RARITAN, NJ - The final site plan for a new apartment complex on Orlando Drive was approved by the Raritan Borough Planning Board after a several-year process.
The applicants, Orlando Drive Associates, LLC, have been trying to get approval to build on the site, located at 21 Orlando Drive and 20 Mill Street, since 2015 when hearings for preliminary site plan approval were held before the planning board. The preliminary site plan, which included 44 apartments, a retail component on the bottom floors and 95 parking spaces, was granted approval in early 2016.
Since then, the process has spanned over three different mayors, different planning board attorneys and various planning board members.
To build, applicants must be granted final site plan approval by the planning board in a following application.
At the time of preliminary approval, the Flood Hazard Line and riparian buffer line along the properties, which sit along the Raritan River, had not been established with the Department of Environmental Protection, according to the resolution memorializing the grant of amended preliminary site plan and final site plan approval.
Following the preliminary site approval, the DEP determined the flood hazard line and riparian buffer line to be intrusive on the original plans, causing an amendment to the preliminary site approval, as the buildings needed to be scaled back.
In December 2018, the applicant proposed a final site plan with 40 apartment units, 1,400 square feet of retail space and 84 parking spaces.
“When the developer came back for final site plan approval, the planning board at the time made a decision that the final site plan proposal was not consistent with the preliminary site plan proposal, and therefore rejected the final site plan,” said planning board attorney Francis P. Linnus.
In addition to inconsistencies with the originally approved plans, the site plan did not meet the borough’s affordable housing requirements, which were introduced following the preliminary hearing. The board denied final site plan approval after hearings in April and May 2019.
The developer challenged that denial and brought the situation to the superior court in August 2019.
“The lawsuit alleged, among other things, that the board’s decision to deny the final site plans was arbitrary, capricious and unreasonable, and that the court should order the board to approve the final site plan approval application,” the resolution said.
Throughout the superior court hearings, the borough and applicants aimed to reach a settlement, which was reached prior to the court’s decision in July 2020.
“Certainly instead of trying to do something else with (the property) and then also be facing a lawsuit, we brought them back and negotiated something that fits everyone’s ideas there with this potential apartment complex,” said Mayor Zachary Bray.
The final site plan includes two river-front buildings with 42 apartments, 85 parking spaces and no retail space.
“There were going to be storefronts below and apartments on top and we thought that was too much,” Bray said. “So we amended planning to just have the apartments and we had to amend parking a little bit. A little bit scaled down, so it is not overwhelming the riverfront views.”
In addition to the change in plans, two affordable housing units will be included in the building – one one-bedroom 800-square-foot apartment, and one two-bedroom 1,260-square-foot apartment. The affordable housing units are replacing the originally planned retail space and will be used to support the borough’s Fair Share requirement for affordable housing, according to the resolution.

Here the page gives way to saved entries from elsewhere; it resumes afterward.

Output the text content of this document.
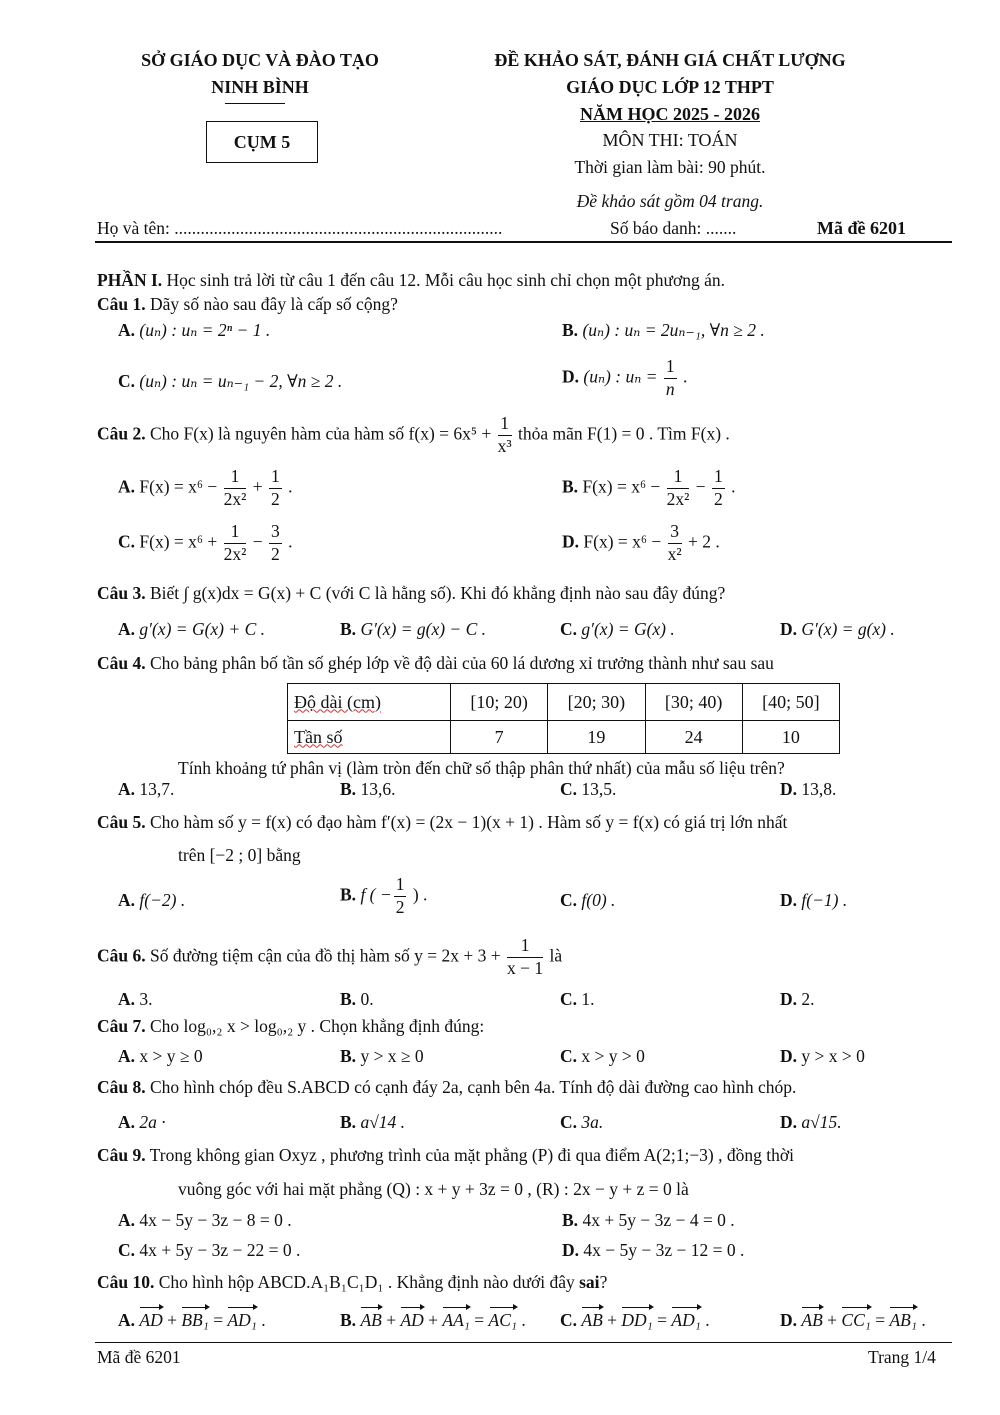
SỞ GIÁO DỤC VÀ ĐÀO TẠO
NINH BÌNH
CỤM 5
ĐỀ KHẢO SÁT, ĐÁNH GIÁ CHẤT LƯỢNG
GIÁO DỤC LỚP 12 THPT
NĂM HỌC 2025 - 2026
MÔN THI: TOÁN
Thời gian làm bài: 90 phút.
Đề khảo sát gồm 04 trang.
Họ và tên: ...........................................................................	Số báo danh: .......	Mã đề 6201
PHẦN I. Học sinh trả lời từ câu 1 đến câu 12. Mỗi câu học sinh chỉ chọn một phương án.
Câu 1. Dãy số nào sau đây là cấp số cộng?
A. (uₙ) : uₙ = 2ⁿ − 1 .	B. (uₙ) : uₙ = 2uₙ₋₁, ∀n ≥ 2 .
C. (uₙ) : uₙ = uₙ₋₁ − 2, ∀n ≥ 2 .	D. (uₙ) : $u_n = \frac{1}{n}$ .
Câu 2. Cho F(x) là nguyên hàm của hàm số $f(x) = 6x^5 + \frac{1}{\text{x³}}$ thỏa mãn F(1) = 0 . Tìm F(x) .
A. $F(x) = x^6 - \frac{1}{\text{2x²}} + \frac{1}{2}$ .	B. $F(x) = x^6 - \frac{1}{\text{2x²}} - \frac{1}{2}$ .
C. $F(x) = x^6 + \frac{1}{\text{2x²}} - \frac{3}{2}$ .	D. $F(x) = x^6 - \frac{3}{\text{x²}} + 2$ .
Câu 3. Biết ∫ g(x)dx = G(x) + C (với C là hằng số). Khi đó khẳng định nào sau đây đúng?
A. g′(x) = G(x) + C .	B. G′(x) = g(x) − C .	C. g′(x) = G(x) .	D. G′(x) = g(x) .
Câu 4. Cho bảng phân bố tần số ghép lớp về độ dài của 60 lá dương xỉ trưởng thành như sau sau
Độ dài (cm)	[10; 20)	[20; 30)	[30; 40)	[40; 50]
Tần số	7	19	24	10
Tính khoảng tứ phân vị (làm tròn đến chữ số thập phân thứ nhất) của mẫu số liệu trên?
A. 13,7.	B. 13,6.	C. 13,5.	D. 13,8.
Câu 5. Cho hàm số y = f(x) có đạo hàm f′(x) = (2x − 1)(x + 1) . Hàm số y = f(x) có giá trị lớn nhất
trên [−2 ; 0] bằng
A. f(−2) .	B. f ( − $\frac{1}{2}$ ) .	C. f(0) .	D. f(−1) .
Câu 6. Số đường tiệm cận của đồ thị hàm số $y = 2x + 3 + \frac{1}{x - 1}$ là
A. 3.	B. 0.	C. 1.	D. 2.
Câu 7. Cho log₀,₂ x > log₀,₂ y . Chọn khẳng định đúng:
A. x > y ≥ 0	B. y > x ≥ 0	C. x > y > 0	D. y > x > 0
Câu 8. Cho hình chóp đều S.ABCD có cạnh đáy 2a, cạnh bên 4a. Tính độ dài đường cao hình chóp.
A. 2a ·	B. a√14 .	C. 3a.	D. a√15.
Câu 9. Trong không gian Oxyz , phương trình của mặt phẳng (P) đi qua điểm A(2;1;−3) , đồng thời
vuông góc với hai mặt phẳng (Q) : x + y + 3z = 0 , (R) : 2x − y + z = 0 là
A. 4x − 5y − 3z − 8 = 0 .	B. 4x + 5y − 3z − 4 = 0 .
C. 4x + 5y − 3z − 22 = 0 .	D. 4x − 5y − 3z − 12 = 0 .
Câu 10. Cho hình hộp ABCD.A₁B₁C₁D₁ . Khẳng định nào dưới đây sai?
A. AD + BB₁ = AD₁ .	B. AB + AD + AA₁ = AC₁ . C. AB + DD₁ = AD₁ .	D. AB + CC₁ = AB₁ .
Mã đề 6201	Trang 1/4
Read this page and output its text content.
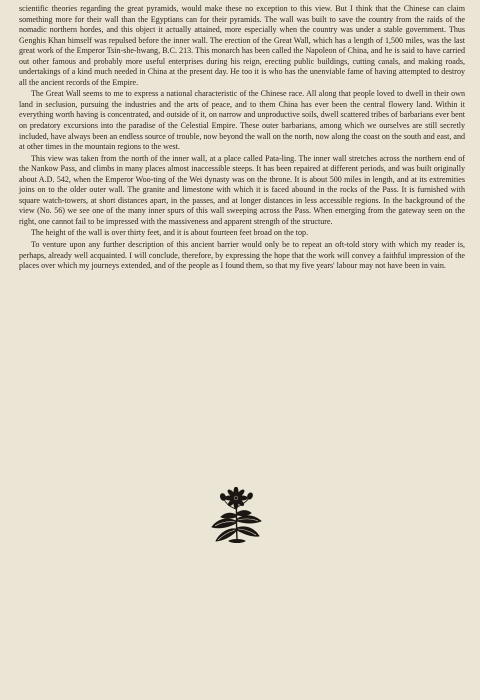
scientific theories regarding the great pyramids, would make these no exception to this view. But I think that the Chinese can claim something more for their wall than the Egyptians can for their pyramids. The wall was built to save the country from the raids of the nomadic northern hordes, and this object it actually attained, more especially when the country was under a stable government. Thus Genghis Khan himself was repulsed before the inner wall. The erection of the Great Wall, which has a length of 1,500 miles, was the last great work of the Emperor Tsin-she-hwang, B.C. 213. This monarch has been called the Napoleon of China, and he is said to have carried out other famous and probably more useful enterprises during his reign, erecting public buildings, cutting canals, and making roads, undertakings of a kind much needed in China at the present day. He too it is who has the unenviable fame of having attempted to destroy all the ancient records of the Empire.

The Great Wall seems to me to express a national characteristic of the Chinese race. All along that people loved to dwell in their own land in seclusion, pursuing the industries and the arts of peace, and to them China has ever been the central flowery land. Within it everything worth having is concentrated, and outside of it, on narrow and unproductive soils, dwell scattered tribes of barbarians ever bent on predatory excursions into the paradise of the Celestial Empire. These outer barbarians, among which we ourselves are still secretly included, have always been an endless source of trouble, now beyond the wall on the north, now along the coast on the south and east, and at other times in the mountain regions to the west.

This view was taken from the north of the inner wall, at a place called Pata-ling. The inner wall stretches across the northern end of the Nankow Pass, and climbs in many places almost inaccessible steeps. It has been repaired at different periods, and was built originally about A.D. 542, when the Emperor Woo-ting of the Wei dynasty was on the throne. It is about 500 miles in length, and at its extremities joins on to the older outer wall. The granite and limestone with which it is faced abound in the rocks of the Pass. It is furnished with square watch-towers, at short distances apart, in the passes, and at longer distances in less accessible regions. In the background of the view (No. 56) we see one of the many inner spurs of this wall sweeping across the Pass. When emerging from the gateway seen on the right, one cannot fail to be impressed with the massiveness and apparent strength of the structure.

The height of the wall is over thirty feet, and it is about fourteen feet broad on the top.

To venture upon any further description of this ancient barrier would only be to repeat an oft-told story with which my reader is, perhaps, already well acquainted. I will conclude, therefore, by expressing the hope that the work will convey a faithful impression of the places over which my journeys extended, and of the people as I found them, so that my five years' labour may not have been in vain.
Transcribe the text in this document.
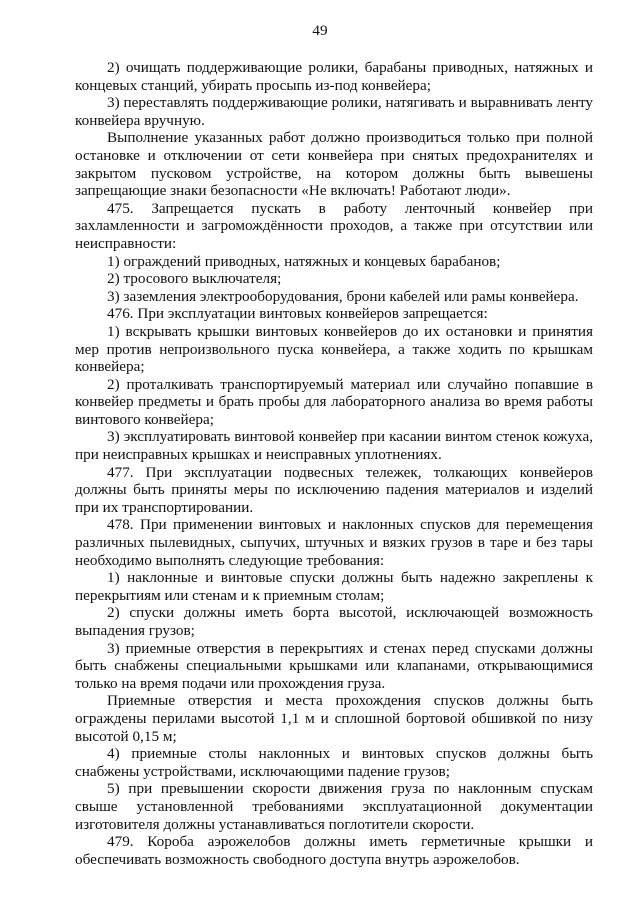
49

2) очищать поддерживающие ролики, барабаны приводных, натяжных и концевых станций, убирать просыпь из-под конвейера;

3) переставлять поддерживающие ролики, натягивать и выравнивать ленту конвейера вручную.

Выполнение указанных работ должно производиться только при полной остановке и отключении от сети конвейера при снятых предохранителях и закрытом пусковом устройстве, на котором должны быть вывешены запрещающие знаки безопасности «Не включать! Работают люди».

475. Запрещается пускать в работу ленточный конвейер при захламленности и загромождённости проходов, а также при отсутствии или неисправности:

1) ограждений приводных, натяжных и концевых барабанов;

2) тросового выключателя;

3) заземления электрооборудования, брони кабелей или рамы конвейера.

476. При эксплуатации винтовых конвейеров запрещается:

1) вскрывать крышки винтовых конвейеров до их остановки и принятия мер против непроизвольного пуска конвейера, а также ходить по крышкам конвейера;

2) проталкивать транспортируемый материал или случайно попавшие в конвейер предметы и брать пробы для лабораторного анализа во время работы винтового конвейера;

3) эксплуатировать винтовой конвейер при касании винтом стенок кожуха, при неисправных крышках и неисправных уплотнениях.

477. При эксплуатации подвесных тележек, толкающих конвейеров должны быть приняты меры по исключению падения материалов и изделий при их транспортировании.

478. При применении винтовых и наклонных спусков для перемещения различных пылевидных, сыпучих, штучных и вязких грузов в таре и без тары необходимо выполнять следующие требования:

1) наклонные и винтовые спуски должны быть надежно закреплены к перекрытиям или стенам и к приемным столам;

2) спуски должны иметь борта высотой, исключающей возможность выпадения грузов;

3) приемные отверстия в перекрытиях и стенах перед спусками должны быть снабжены специальными крышками или клапанами, открывающимися только на время подачи или прохождения груза.

Приемные отверстия и места прохождения спусков должны быть ограждены перилами высотой 1,1 м и сплошной бортовой обшивкой по низу высотой 0,15 м;

4) приемные столы наклонных и винтовых спусков должны быть снабжены устройствами, исключающими падение грузов;

5) при превышении скорости движения груза по наклонным спускам свыше установленной требованиями эксплуатационной документации изготовителя должны устанавливаться поглотители скорости.

479. Короба аэрожелобов должны иметь герметичные крышки и обеспечивать возможность свободного доступа внутрь аэрожелобов.
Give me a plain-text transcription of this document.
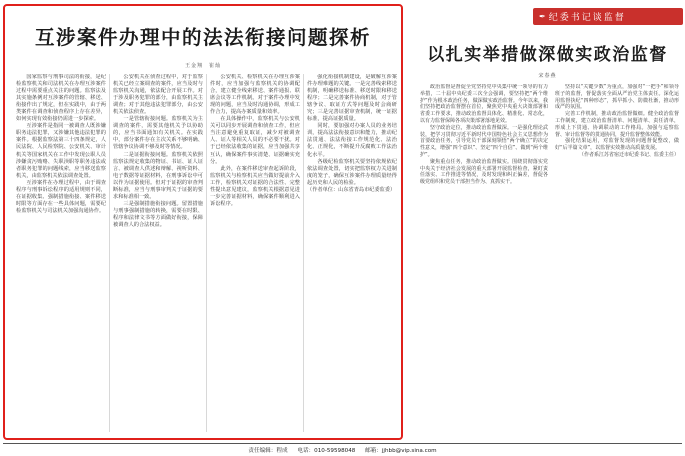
互涉案件办理中的法法衔接问题探析
王金翔　崔灿

国家监察与刑事司法的衔接，是纪检监察机关和司法机关在办理互涉案件过程中需要重点关注的问题。监察法及其实施条例对互涉案件的管辖、移送、衔接作出了规定，但在实践中，由于两类案件在调查和侦查程序上存在差异，如何实现有效衔接仍需进一步探索。

互涉案件是指同一被调查人既涉嫌职务违法犯罪，又涉嫌其他违法犯罪的案件。根据监察法第三十四条规定，人民法院、人民检察院、公安机关、审计机关等国家机关在工作中发现公职人员涉嫌贪污贿赂、失职渎职等职务违法或者职务犯罪的问题线索，应当移送监察机关，由监察机关依法调查处置。

互涉案件在办理过程中，由于调查程序与刑事诉讼程序的适用规则不同，在证据收集、强制措施衔接、案件移送时限等方面存在一些具体问题，需要纪检监察机关与司法机关加强沟通协作。

公安机关在侦查过程中，对于监察机关已经立案调查的案件，应当及时与监察机关沟通，依法配合开展工作。对于涉及职务犯罪的部分，由监察机关主调查；对于其他违法犯罪部分，由公安机关依法侦查。

一是管辖衔接问题。监察机关为主调查的案件，需要其他机关予以协助的，应当书面通知有关机关。在实践中，部分案件存在主次关系不够明确、管辖争议协调不够及时等情况。

二是证据衔接问题。监察机关依照监察法规定收集的物证、书证、证人证言、被调查人供述和辩解、视听资料、电子数据等证据材料，在刑事诉讼中可以作为证据使用。但对于证据的审查判断标准，应当与刑事审判关于证据的要求和标准相一致。

三是强制措施衔接问题。留置措施与刑事强制措施的转换，需要在时限、程序和法律文书等方面做好衔接，保障被调查人的合法权益。

公安机关、检察机关在办理互涉案件时，应当加强与监察机关的协调配合，建立健全线索移送、案件通报、联席会议等工作机制。对于案件办理中发现的问题，应当及时沟通协调，形成工作合力，提高办案质量和效率。

在具体操作中，监察机关与公安机关可以同步开展调查和侦查工作，但应当注意避免重复取证，减少对被调查人、证人等相关人员的不必要干扰。对于已经依法收集的证据，应当加强共享互认，确保案件事实清楚、证据确实充分。

此外，在案件移送审查起诉阶段，监察机关与检察机关应当做好提前介入工作，检察机关对证据的合法性、完整性提出意见建议，监察机关根据意见进一步完善证据材料，确保案件顺利进入诉讼程序。

强化衔接机制建设，是破解互涉案件办理难题的关键。一是完善线索移送机制，明确移送标准、移送时限和移送程序；二是完善案件协商机制，对于管辖争议、取证方式等问题及时会商研究；三是完善证据审查机制，统一证据标准，提高证据质量。

同时，要加强对办案人员的业务培训，提高法法衔接意识和能力，推动纪法贯通、法法衔接工作规范化、法治化、正规化，不断提升反腐败工作法治化水平。

各级纪检监察机关要坚持依规依纪依法调查处置，切实把监察权力关进制度的笼子，确保互涉案件办理质量经得起历史和人民的检验。

（作者单位：山东省青岛市纪委监委）

✒ 纪委书记谈监督
以扎实举措做深做实政治监督
宋春燕

政治监督是督促全党坚持党中央集中统一领导的有力举措，二十届中央纪委三次全会强调，要坚持把“两个维护”作为根本政治任务，做深做实政治监督。今年以来，我们坚持把政治监督摆在首位，聚焦党中央重大决策部署和省委工作要求，推动政治监督具体化、精准化、常态化，以有力监督保障各项决策部署落地见效。

坚守政治定位，推动政治监督做深。一是强化理论武装，把学习贯彻习近平新时代中国特色社会主义思想作为首要政治任务，引导党员干部深刻领悟“两个确立”的决定性意义，增强“四个意识”、坚定“四个自信”、做到“两个维护”。

聚焦重点任务，推动政治监督做实。围绕贯彻落实党中央关于经济社会发展的重大部署开展监督检查，紧盯责任落实、工作推进等情况，及时发现和纠正偏差，督促各级党组织和党员干部担当作为、真抓实干。

坚持以“关键少数”为重点，加强对“一把手”和领导班子的监督，督促落实全面从严治党主体责任。深化运用监督执纪“四种形态”，抓早抓小、防微杜渐，推动形成严的氛围。

完善工作机制，推动政治监督做细。健全政治监督工作制度，建立政治监督清单、问题清单、责任清单，形成上下贯通、协调联动的工作格局。加强与巡察监督、审计监督等的贯通协同，提升监督整体效能。

强化结果运用，对监督发现的问题督促整改，做好“后半篇文章”，以监督实效推动高质量发展。

（作者系江苏省宿迁市纪委书记、监委主任）

责任编辑：程成 电话：010-59598048 邮箱：jjhbb@vip.sina.com
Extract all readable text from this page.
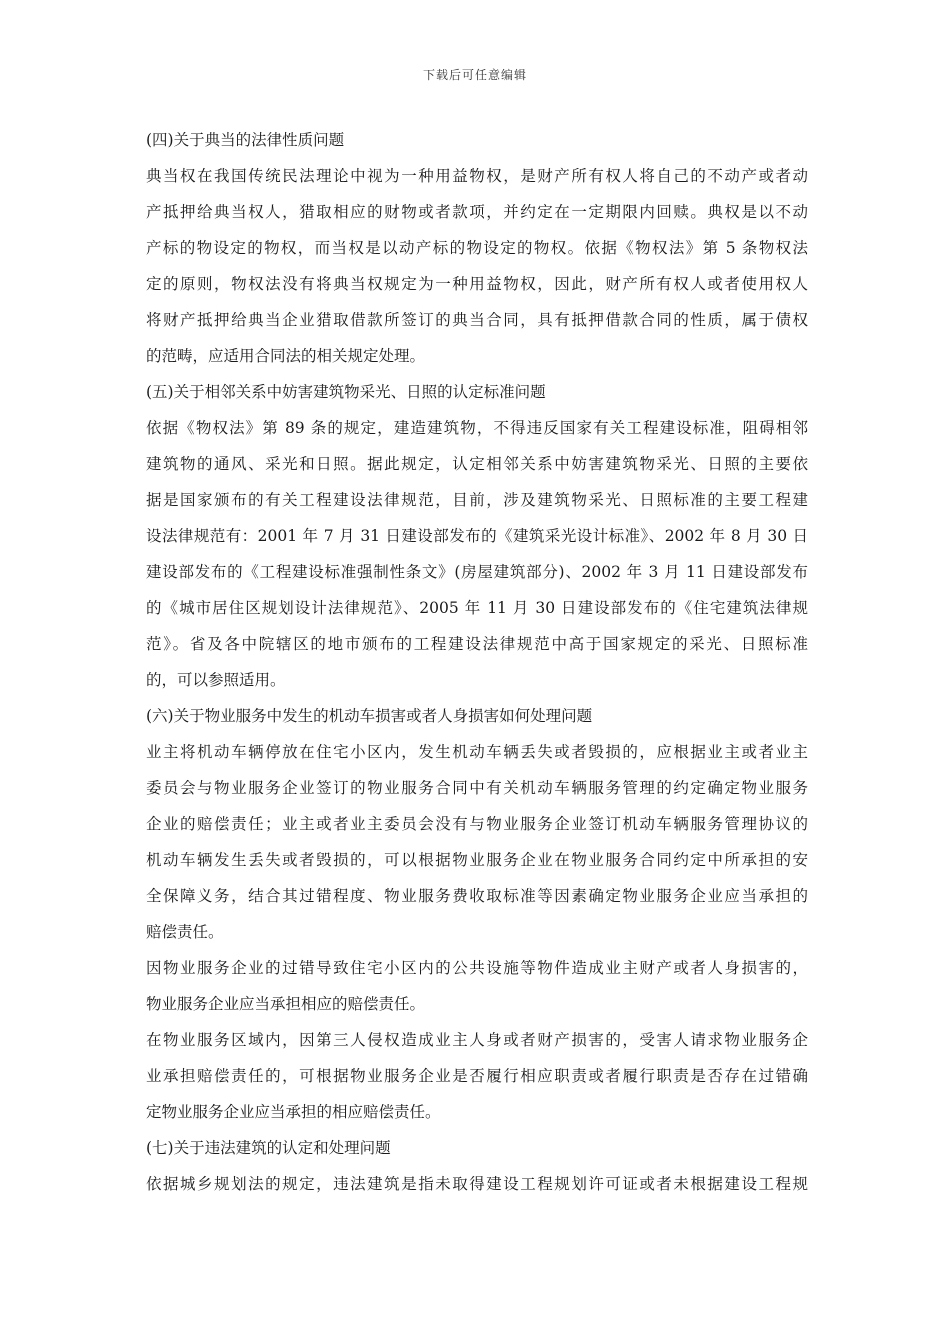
下载后可任意编辑
(四)关于典当的法律性质问题
典当权在我国传统民法理论中视为一种用益物权，是财产所有权人将自己的不动产或者动
产抵押给典当权人，猎取相应的财物或者款项，并约定在一定期限内回赎。典权是以不动
产标的物设定的物权，而当权是以动产标的物设定的物权。依据《物权法》第 5 条物权法
定的原则，物权法没有将典当权规定为一种用益物权，因此，财产所有权人或者使用权人
将财产抵押给典当企业猎取借款所签订的典当合同，具有抵押借款合同的性质，属于债权
的范畴，应适用合同法的相关规定处理。
(五)关于相邻关系中妨害建筑物采光、日照的认定标准问题
依据《物权法》第 89 条的规定，建造建筑物，不得违反国家有关工程建设标准，阻碍相邻
建筑物的通风、采光和日照。据此规定，认定相邻关系中妨害建筑物采光、日照的主要依
据是国家颁布的有关工程建设法律规范，目前，涉及建筑物采光、日照标准的主要工程建
设法律规范有：2001 年 7 月 31 日建设部发布的《建筑采光设计标准》、2002 年 8 月 30 日
建设部发布的《工程建设标准强制性条文》(房屋建筑部分)、2002 年 3 月 11 日建设部发布
的《城市居住区规划设计法律规范》、2005 年 11 月 30 日建设部发布的《住宅建筑法律规
范》。省及各中院辖区的地市颁布的工程建设法律规范中高于国家规定的采光、日照标准
的，可以参照适用。
(六)关于物业服务中发生的机动车损害或者人身损害如何处理问题
业主将机动车辆停放在住宅小区内，发生机动车辆丢失或者毁损的，应根据业主或者业主
委员会与物业服务企业签订的物业服务合同中有关机动车辆服务管理的约定确定物业服务
企业的赔偿责任；业主或者业主委员会没有与物业服务企业签订机动车辆服务管理协议的
机动车辆发生丢失或者毁损的，可以根据物业服务企业在物业服务合同约定中所承担的安
全保障义务，结合其过错程度、物业服务费收取标准等因素确定物业服务企业应当承担的
赔偿责任。
因物业服务企业的过错导致住宅小区内的公共设施等物件造成业主财产或者人身损害的，
物业服务企业应当承担相应的赔偿责任。
在物业服务区域内，因第三人侵权造成业主人身或者财产损害的，受害人请求物业服务企
业承担赔偿责任的，可根据物业服务企业是否履行相应职责或者履行职责是否存在过错确
定物业服务企业应当承担的相应赔偿责任。
(七)关于违法建筑的认定和处理问题
依据城乡规划法的规定，违法建筑是指未取得建设工程规划许可证或者未根据建设工程规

The applicant also included a bike path that connects to the Somerset County Greenway.
The buildings are designed to be a Tudor architecture style that will fit in visually with the borough, said borough planner Angela Knowles.
“They added things like rain gardens, which is very nice,” she said. “The town is very aware of stormwater management and reducing flooding. Being that this is right on the riverfront, adding things like that is just going to help reduce any kind of onsite flooding.”
The buildings will be a welcome change for some residents, including planning board member Debra Thomas, who lives across the street from the site. Due to living and owning property within 200 feet of the potential building site, Thomas recused herself from the process as a planning board member, she said.
“It will be a real beautiful improvement to that riverfront area,” Thomas said. “The adjacent property is definitely an eyesore, and it’s been an eyesore to that whole neighborhood, so this is just a welcome edition.”